National Journal’s Unbelievable JSOC Story

National Journal’s Unbelievable JSOC Story

Part superhero. Part spy. Part knight in shining armor. Talk about too good to be true.

A story in last week’s National Journal magazine by Marc Ambinder contains a paragraph full of stunning claims about the recent adventures of Joint Special Operations Command:

Created in 1980 after the disastrous hostage-rescue mission in Iran, JSOC is part of the U.S. Special Operations Command that oversees the various special-operations commands of the Army, Air Force, Marines, and Navy. Over the past 10 years, JSOC units have been essential to U.S. military efforts in Afghanistan and Iraq. JSOC has fought a silent but successful proxy war against Iran’s Revolutionary Guards—even, National Journal has learned, engaging directly with its soldiers in at least three countries. It has broken up nuclear-proliferation rings. JSOC has developed contingency plans to safeguard Pakistan’s nuclear weapons in the event of a coup in that nation. It has killed Hezbollah operatives in Lebanon and Hamas terrorists on the West Bank. Its intelligence unit helps Colombian commandos dismantle lucrative drug rings that finance Hezbollah operations around the world. It has provided intelligence that has helped to break up domestic terrorism rings.

Ambinder has great sources and tells stories well, but this paragraph seems designed to mythologize JSOC, not inform readers. Much of it is hard to believe. There is no attempt at sourcing. Not even the anonymous government contractors and high-ranking diplomats that inform Seymour Hersh’s revelations. Why should we believe what the National Journal “has learned” if it will not say how?

Then there’s the fact that the claims are tossed off likes feats in a heroic ballad rather than explained. These are big scoops. If true, they should be headlines, not asides. They raise all sorts of unanswered questions. Consider the claims in turn:

· Why not identify the three countries where special operations forces had fire-fights with Iranian forces? Presumably two are Iraq and Afghanistan. If the third is Iran, was the clash reported in Iranian state media? What is the legal authority for fighting there?

· Why not specify what JSOC did to stop nuclear proliferation rather than vaguely say that it broke up “proliferation rings”? How did the breakup occur? What materials were seized? Who was the intended recipient?

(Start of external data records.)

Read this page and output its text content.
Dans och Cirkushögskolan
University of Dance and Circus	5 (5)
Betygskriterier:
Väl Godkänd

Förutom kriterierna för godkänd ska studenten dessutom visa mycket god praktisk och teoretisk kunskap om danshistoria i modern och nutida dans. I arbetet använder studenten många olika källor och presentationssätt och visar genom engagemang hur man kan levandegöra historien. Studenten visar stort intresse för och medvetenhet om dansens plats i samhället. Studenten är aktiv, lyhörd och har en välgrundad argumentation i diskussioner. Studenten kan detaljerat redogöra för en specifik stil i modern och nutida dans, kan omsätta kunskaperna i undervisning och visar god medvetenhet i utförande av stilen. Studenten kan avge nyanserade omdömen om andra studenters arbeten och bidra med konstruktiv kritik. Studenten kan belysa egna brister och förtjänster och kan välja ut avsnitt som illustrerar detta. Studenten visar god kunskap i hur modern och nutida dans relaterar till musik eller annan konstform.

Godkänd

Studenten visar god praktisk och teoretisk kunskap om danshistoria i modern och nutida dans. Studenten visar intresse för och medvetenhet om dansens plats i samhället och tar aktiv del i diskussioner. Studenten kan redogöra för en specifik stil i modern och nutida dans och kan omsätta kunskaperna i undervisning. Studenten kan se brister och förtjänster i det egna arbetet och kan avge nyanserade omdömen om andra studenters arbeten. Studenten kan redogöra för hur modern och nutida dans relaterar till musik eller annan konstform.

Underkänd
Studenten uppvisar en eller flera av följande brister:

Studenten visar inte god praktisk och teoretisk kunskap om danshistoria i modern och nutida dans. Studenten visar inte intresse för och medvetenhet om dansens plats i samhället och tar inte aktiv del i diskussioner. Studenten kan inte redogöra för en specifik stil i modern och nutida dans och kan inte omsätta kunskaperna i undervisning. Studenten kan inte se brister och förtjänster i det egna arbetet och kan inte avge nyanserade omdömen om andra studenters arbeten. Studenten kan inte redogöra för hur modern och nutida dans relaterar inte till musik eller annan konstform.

· Why would we attack Hezbollah or Hamas militants? Wouldn’t killing people in the West Bank and Lebanon be illegal? Why wouldn’t Israel handle such operations itself?

· What is the evidence that Hezbollah benefits from Colombian drug trafficking, as the article implies?

· Other than poetic license, what makes domestic terrorists into a “ring”? If intelligence from a JSOC raid led to U.S. arrests of alleged terrorists, why not point to the arrests or prosecution?

Along with the CIA, JSOC deserves praise for its role in killing bin Laden. But if JSOC has done all the things Ambinder says it has, that requires an investigation, not cheerleading.